Following from the Solar Strategy's promise to install 1GW of solar on government buildings, Solar Power Portal spoke to Jason Hunter from Capitas Finance to find out how schools can earn more money for education, and pay less on energy bills.
In line with the Department of Energy and Climate Change (DECC)’s ‘Power to the Pupils’ push for free solar energy in UK schools, Capitas is offering solar leasing plans for schools.
Hunter explained how schools could use unused roof space to not only save on the second highest cost after salaries, energy bills, but also how schools can make more money to go on books and activities from feed-in tarrif (FiT) payments and selling unused energy generated in the holidays, back to the national grid – on top of the energy bill savings from generating free solar electricity.
The finance options being made available to UK schools means that schools do not have to take on debt for solar panels, which in turn, saves the costs being added to the national deficit. Schools are not burdened with high interest payments or up front costs, but can flexibly rent PV installations, only paying back out of the money saved on energy bills and the FiT payments gained from having the system installed – making solar affordable and accessible for UK schools.
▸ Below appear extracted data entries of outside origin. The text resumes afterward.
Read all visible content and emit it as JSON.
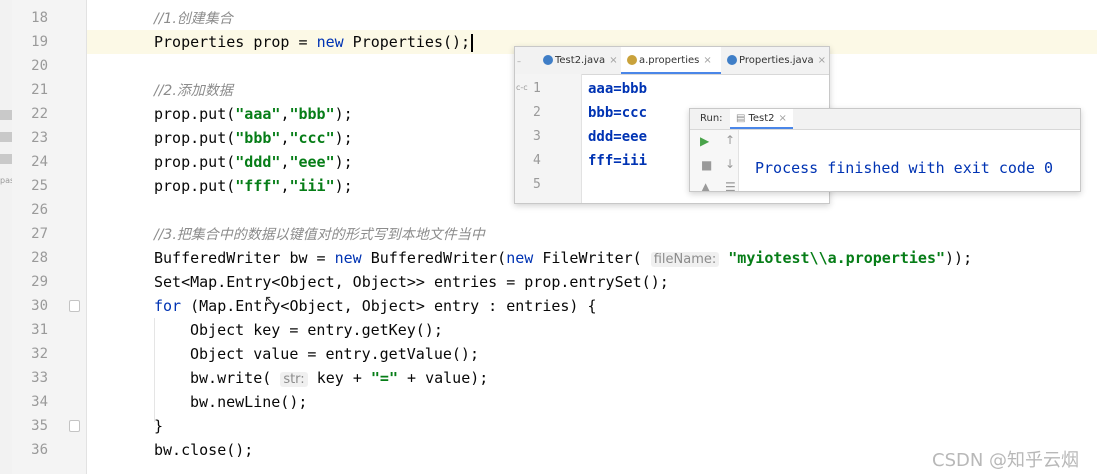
{
  "editor": {
    "lines": [
      {
        "num": "18",
        "segments": [
          {
            "cls": "cm",
            "text": "//1.创建集合"
          }
        ]
      },
      {
        "num": "19",
        "current": true,
        "caret": true,
        "segments": [
          {
            "text": "Properties prop = "
          },
          {
            "cls": "kw",
            "text": "new"
          },
          {
            "text": " Properties();"
          }
        ]
      },
      {
        "num": "20",
        "segments": []
      },
      {
        "num": "21",
        "segments": [
          {
            "cls": "cm",
            "text": "//2.添加数据"
          }
        ]
      },
      {
        "num": "22",
        "segments": [
          {
            "text": "prop.put("
          },
          {
            "cls": "str",
            "text": "\"aaa\""
          },
          {
            "text": ","
          },
          {
            "cls": "str",
            "text": "\"bbb\""
          },
          {
            "text": ");"
          }
        ]
      },
      {
        "num": "23",
        "segments": [
          {
            "text": "prop.put("
          },
          {
            "cls": "str",
            "text": "\"bbb\""
          },
          {
            "text": ","
          },
          {
            "cls": "str",
            "text": "\"ccc\""
          },
          {
            "text": ");"
          }
        ]
      },
      {
        "num": "24",
        "segments": [
          {
            "text": "prop.put("
          },
          {
            "cls": "str",
            "text": "\"ddd\""
          },
          {
            "text": ","
          },
          {
            "cls": "str",
            "text": "\"eee\""
          },
          {
            "text": ");"
          }
        ]
      },
      {
        "num": "25",
        "segments": [
          {
            "text": "prop.put("
          },
          {
            "cls": "str",
            "text": "\"fff\""
          },
          {
            "text": ","
          },
          {
            "cls": "str",
            "text": "\"iii\""
          },
          {
            "text": ");"
          }
        ]
      },
      {
        "num": "26",
        "segments": []
      },
      {
        "num": "27",
        "segments": [
          {
            "cls": "cm",
            "text": "//3.把集合中的数据以键值对的形式写到本地文件当中"
          }
        ]
      },
      {
        "num": "28",
        "segments": [
          {
            "text": "BufferedWriter bw = "
          },
          {
            "cls": "kw",
            "text": "new"
          },
          {
            "text": " BufferedWriter("
          },
          {
            "cls": "kw",
            "text": "new"
          },
          {
            "text": " FileWriter( "
          },
          {
            "cls": "hint",
            "text": "fileName:"
          },
          {
            "text": " "
          },
          {
            "cls": "str",
            "text": "\"myiotest\\\\a.properties\""
          },
          {
            "text": "));"
          }
        ]
      },
      {
        "num": "29",
        "segments": [
          {
            "text": "Set<Map.Entry<Object, Object>> entries = prop.entrySet();"
          }
        ]
      },
      {
        "num": "30",
        "fold": true,
        "segments": [
          {
            "cls": "kw",
            "text": "for"
          },
          {
            "text": " (Map.Entry<Object, Object> entry : entries) {"
          }
        ]
      },
      {
        "num": "31",
        "indent": 1,
        "segments": [
          {
            "text": "Object key = entry.getKey();"
          }
        ]
      },
      {
        "num": "32",
        "indent": 1,
        "segments": [
          {
            "text": "Object value = entry.getValue();"
          }
        ]
      },
      {
        "num": "33",
        "indent": 1,
        "segments": [
          {
            "text": "bw.write( "
          },
          {
            "cls": "hint",
            "text": "str:"
          },
          {
            "text": " key + "
          },
          {
            "cls": "str",
            "text": "\"=\""
          },
          {
            "text": " + value);"
          }
        ]
      },
      {
        "num": "34",
        "indent": 1,
        "segments": [
          {
            "text": "bw.newLine();"
          }
        ]
      },
      {
        "num": "35",
        "fold": true,
        "segments": [
          {
            "text": "}"
          }
        ]
      },
      {
        "num": "36",
        "segments": [
          {
            "text": "bw.close();"
          }
        ]
      }
    ]
  },
  "left_strip": {
    "text": "pas"
  },
  "props_window": {
    "tabs": [
      {
        "label": "Test2.java",
        "icon_color": "#3f7ec7",
        "icon": "class-icon"
      },
      {
        "label": "a.properties",
        "icon_color": "#c9a23b",
        "icon": "properties-file-icon"
      },
      {
        "label": "Properties.java",
        "icon_color": "#3f7ec7",
        "icon": "class-icon"
      }
    ],
    "side_marks": [
      "–",
      "c-c"
    ],
    "lines": [
      {
        "num": "1",
        "text": "aaa=bbb"
      },
      {
        "num": "2",
        "text": "bbb=ccc"
      },
      {
        "num": "3",
        "text": "ddd=eee"
      },
      {
        "num": "4",
        "text": "fff=iii"
      },
      {
        "num": "5",
        "text": ""
      }
    ]
  },
  "run_panel": {
    "label": "Run:",
    "tab": "Test2",
    "output": "Process finished with exit code 0"
  },
  "watermark": "CSDN @知乎云烟"
}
According to DECC, a small 25kW solar PV system could generate £3,435 a year, just from the current FiT rate.
A sample funding proposal for a 96kW installation for a secondary school provided by Capitas Finance, reveals an estimated electricity saving of £7,825 – just for the first year of the installation.
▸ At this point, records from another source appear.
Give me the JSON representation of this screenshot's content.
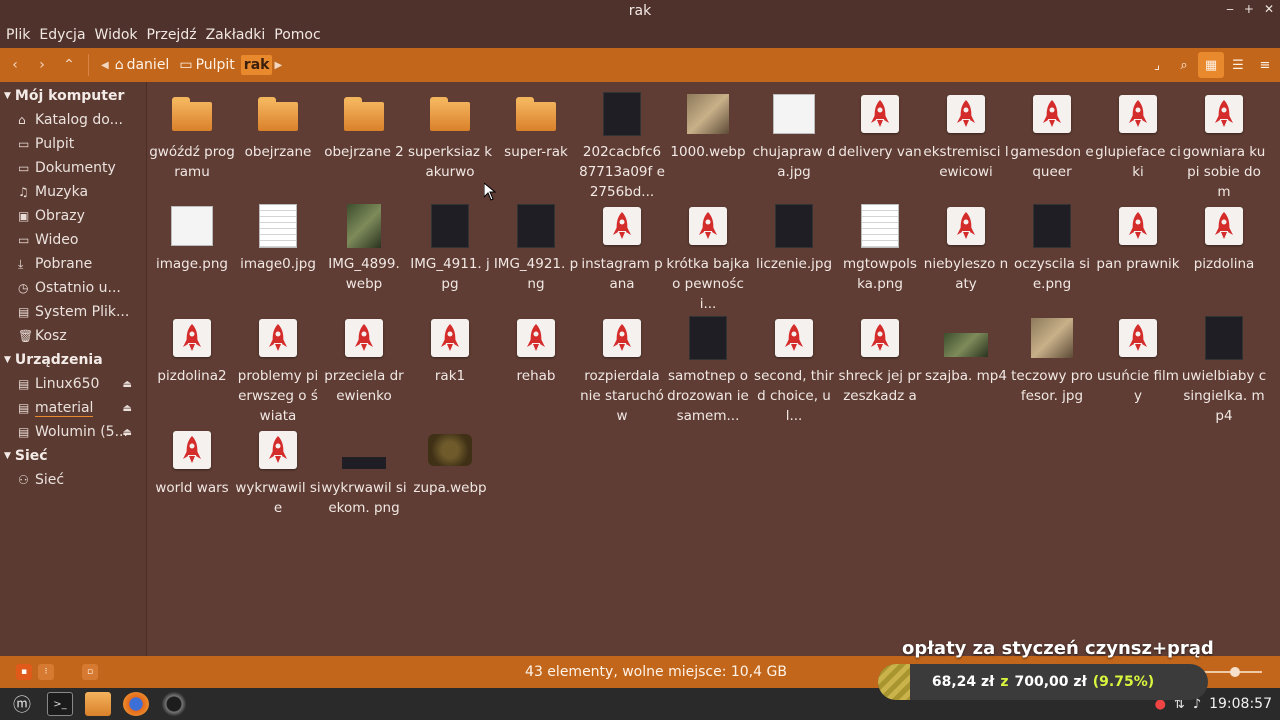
{
  "window": {
    "title": "rak"
  },
  "menu": [
    "Plik",
    "Edycja",
    "Widok",
    "Przejdź",
    "Zakładki",
    "Pomoc"
  ],
  "breadcrumb": [
    {
      "label": "daniel",
      "icon": "home-icon"
    },
    {
      "label": "Pulpit",
      "icon": "folder-icon"
    },
    {
      "label": "rak",
      "icon": ""
    }
  ],
  "sidebar": {
    "sections": [
      {
        "title": "Mój komputer",
        "items": [
          {
            "label": "Katalog do...",
            "icon": "home-icon"
          },
          {
            "label": "Pulpit",
            "icon": "folder-icon"
          },
          {
            "label": "Dokumenty",
            "icon": "folder-icon"
          },
          {
            "label": "Muzyka",
            "icon": "music-icon"
          },
          {
            "label": "Obrazy",
            "icon": "image-icon"
          },
          {
            "label": "Wideo",
            "icon": "folder-icon"
          },
          {
            "label": "Pobrane",
            "icon": "download-icon"
          },
          {
            "label": "Ostatnio u...",
            "icon": "clock-icon"
          },
          {
            "label": "System Plik...",
            "icon": "drive-icon"
          },
          {
            "label": "Kosz",
            "icon": "trash-icon"
          }
        ]
      },
      {
        "title": "Urządzenia",
        "items": [
          {
            "label": "Linux650",
            "icon": "drive-icon",
            "eject": true
          },
          {
            "label": "material",
            "icon": "drive-icon",
            "eject": true
          },
          {
            "label": "Wolumin (5...",
            "icon": "drive-icon",
            "eject": true
          }
        ]
      },
      {
        "title": "Sieć",
        "items": [
          {
            "label": "Sieć",
            "icon": "network-icon"
          }
        ]
      }
    ]
  },
  "files": [
    {
      "name": "gwóźdź programu",
      "kind": "folder"
    },
    {
      "name": "obejrzane",
      "kind": "folder"
    },
    {
      "name": "obejrzane 2",
      "kind": "folder"
    },
    {
      "name": "superksiaz kakurwo",
      "kind": "folder"
    },
    {
      "name": "super-rak",
      "kind": "folder"
    },
    {
      "name": "202cacbfc6 87713a09f e2756bd...",
      "kind": "image-dark"
    },
    {
      "name": "1000.webp",
      "kind": "image-photo"
    },
    {
      "name": "chujapraw da.jpg",
      "kind": "image-light"
    },
    {
      "name": "delivery van",
      "kind": "rocket"
    },
    {
      "name": "ekstremisci lewicowi",
      "kind": "rocket"
    },
    {
      "name": "gamesdon equeer",
      "kind": "rocket"
    },
    {
      "name": "glupieface ciki",
      "kind": "rocket"
    },
    {
      "name": "gowniara kupi sobie dom",
      "kind": "rocket"
    },
    {
      "name": "image.png",
      "kind": "image-light"
    },
    {
      "name": "image0.jpg",
      "kind": "image-doc"
    },
    {
      "name": "IMG_4899. webp",
      "kind": "image-green"
    },
    {
      "name": "IMG_4911. jpg",
      "kind": "image-dark"
    },
    {
      "name": "IMG_4921. png",
      "kind": "image-dark"
    },
    {
      "name": "instagram pana",
      "kind": "rocket"
    },
    {
      "name": "krótka bajka o pewności...",
      "kind": "rocket"
    },
    {
      "name": "liczenie.jpg",
      "kind": "image-dark"
    },
    {
      "name": "mgtowpols ka.png",
      "kind": "image-doc"
    },
    {
      "name": "niebyleszo naty",
      "kind": "rocket"
    },
    {
      "name": "oczyscila sie.png",
      "kind": "image-dark"
    },
    {
      "name": "pan prawnik",
      "kind": "rocket"
    },
    {
      "name": "pizdolina",
      "kind": "rocket"
    },
    {
      "name": "pizdolina2",
      "kind": "rocket"
    },
    {
      "name": "problemy pierwszeg o świata",
      "kind": "rocket"
    },
    {
      "name": "przeciela drewienko",
      "kind": "rocket"
    },
    {
      "name": "rak1",
      "kind": "rocket"
    },
    {
      "name": "rehab",
      "kind": "rocket"
    },
    {
      "name": "rozpierdala nie staruchów",
      "kind": "rocket"
    },
    {
      "name": "samotnep odrozowan iesamem...",
      "kind": "image-dark"
    },
    {
      "name": "second, third choice, ul...",
      "kind": "rocket"
    },
    {
      "name": "shreck jej przeszkadz a",
      "kind": "rocket"
    },
    {
      "name": "szajba. mp4",
      "kind": "video-green"
    },
    {
      "name": "teczowy profesor. jpg",
      "kind": "image-photo"
    },
    {
      "name": "usuńcie filmy",
      "kind": "rocket"
    },
    {
      "name": "uwielbiaby csingielka. mp4",
      "kind": "image-dark"
    },
    {
      "name": "world wars",
      "kind": "rocket"
    },
    {
      "name": "wykrwawil sie",
      "kind": "rocket"
    },
    {
      "name": "wykrwawil siekom. png",
      "kind": "image-strip"
    },
    {
      "name": "zupa.webp",
      "kind": "image-soup"
    }
  ],
  "status": {
    "text": "43 elementy, wolne miejsce: 10,4 GB"
  },
  "overlay": {
    "heading": "opłaty za styczeń czynsz+prąd",
    "current": "68,24 zł",
    "connector": "z",
    "goal": "700,00 zł",
    "percent_text": "(9.75%)",
    "progress": 0.0975
  },
  "taskbar": {
    "clock": "19:08:57"
  },
  "colors": {
    "accent": "#c2661b",
    "background": "#5f3d34",
    "active_crumb": "#e9892d"
  }
}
“Being able to communicate to the pupils the benefits of sustainability through a working example of renewable technology in their own school will provide more direct engagement,” said DECC.
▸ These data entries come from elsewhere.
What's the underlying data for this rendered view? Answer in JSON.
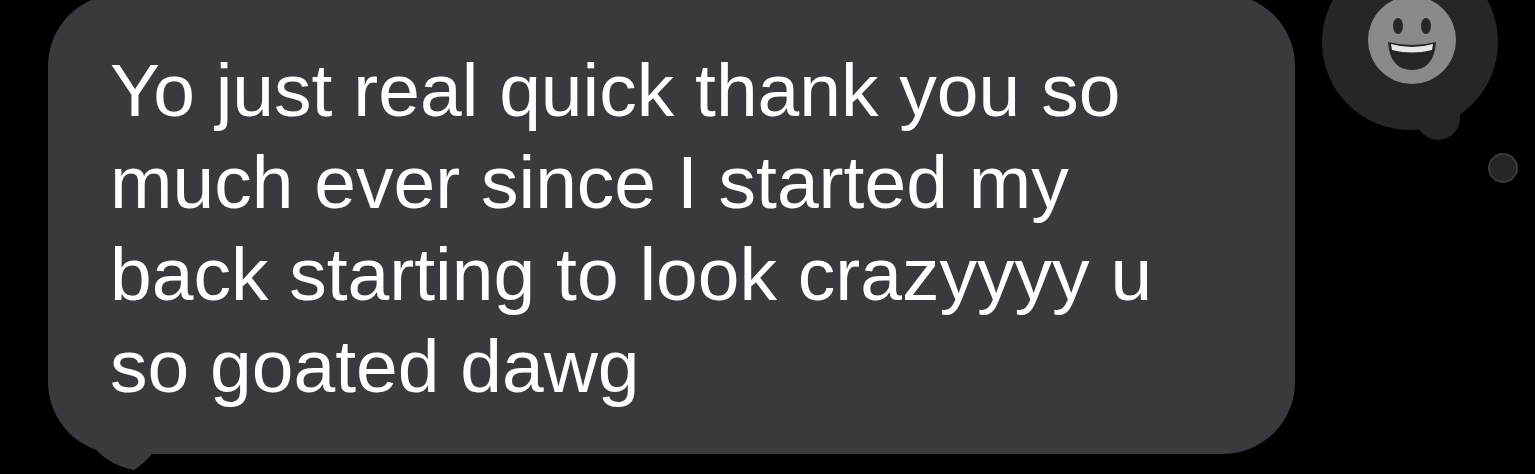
{
  "message": {
    "lines": [
      "Yo just real quick thank you so",
      "much ever since I started my",
      "back starting to look crazyyyy u",
      "so goated dawg"
    ]
  }
}
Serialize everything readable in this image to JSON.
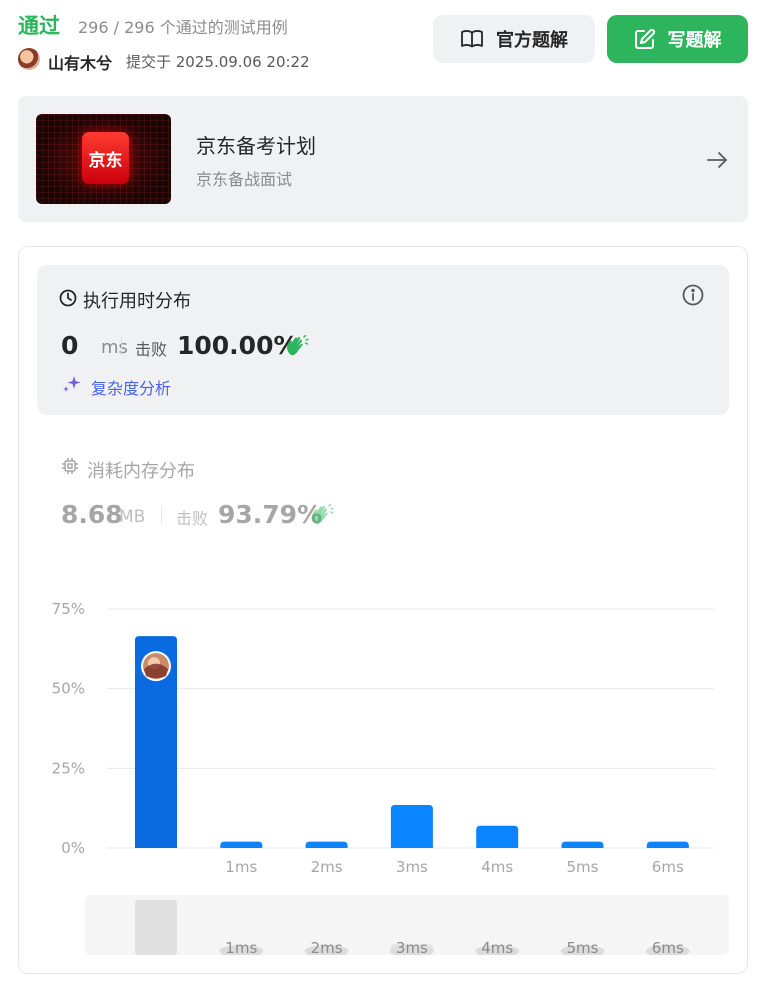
{
  "header": {
    "status": "通过",
    "test_count": "296 / 296 个通过的测试用例",
    "username": "山有木兮",
    "submit_time": "提交于 2025.09.06 20:22",
    "official_solution_label": "官方题解",
    "write_solution_label": "写题解"
  },
  "promo": {
    "logo_text": "京东",
    "title": "京东备考计划",
    "subtitle": "京东备战面试"
  },
  "runtime": {
    "title": "执行用时分布",
    "value": "0",
    "unit": "ms",
    "beat_label": "击败",
    "beat_value": "100.00%",
    "complexity_link": "复杂度分析"
  },
  "memory": {
    "title": "消耗内存分布",
    "value": "8.68",
    "unit": "MB",
    "beat_label": "击败",
    "beat_value": "93.79%"
  },
  "colors": {
    "accent_green": "#2db55d",
    "bar_blue": "#0a84ff",
    "bar_selected": "#0a6be0",
    "link_blue": "#4a64e8"
  },
  "chart_data": {
    "type": "bar",
    "categories": [
      "",
      "1ms",
      "2ms",
      "3ms",
      "4ms",
      "5ms",
      "6ms"
    ],
    "values": [
      66.5,
      2,
      2,
      13.5,
      7,
      2,
      2
    ],
    "y_ticks": [
      "75%",
      "50%",
      "25%",
      "0%"
    ],
    "ylim": [
      0,
      75
    ],
    "grid": true,
    "highlighted_category": "",
    "brush_labels": [
      "1ms",
      "2ms",
      "3ms",
      "4ms",
      "5ms",
      "6ms"
    ]
  }
}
Schools need to gain three quotes from certified installers and consider funding options to gain access to the ‘Power to the Pupils’ programme. All finance must meet local authority, or the Education Funding Agency rules. Therefore, borrowing to meet the up front costs of some installations is difficult for schools.
The importance and benefit of solar for schools was highlighted at the beginning of this month by Friends of the Earth (FoE). FoE started a petition for the financial red tape on schools that currently restricts them from borrowing for solar installations, to be removed.
Andy Atkins, executive director, Friends of the Earth told Solar Power Portal: “Putting solar on the government estate is a good move, but we need to go further, allowing every community to benefit. As a first step Ministers must relax rules preventing schools borrowing money to install solar, potentially unlocking tens of millions of pounds in savings for schools nationwide.”
Amy Cameron, Solar Schools manager, 10:10 said previously: “Around the UK parents, teachers and pupils are coming together to cut their carbon emissions, reduce electricity bills and unite communities though solar.”
Capitas Finance is not the only company to pick up on the win-win finance model for schools: alternative energy firm Winch Energy's ‘Power Your Future’ programme secured funds for a 3MW of PV installations under its schools solar initiative, ‘Power Your Schools’, last month. The programme is set to continue throughout 2014, with funds from the subsidiary of global clean energy company CBD Energy Limited, Secured Energy Bonds (SEB), who provide finance.
Although not part of the government inititative, the financial system provided by Winch Energy is similar to Capitas Finance's, and means schools receive solar energy at no cost, the installations, insurance and maintenance of the array is taken care of by investors, so schools receive energy at a discounted rate.
Already 2.57MW has been installed across 100 UK schools as part of the programme, which also helps educate students about renewable energy.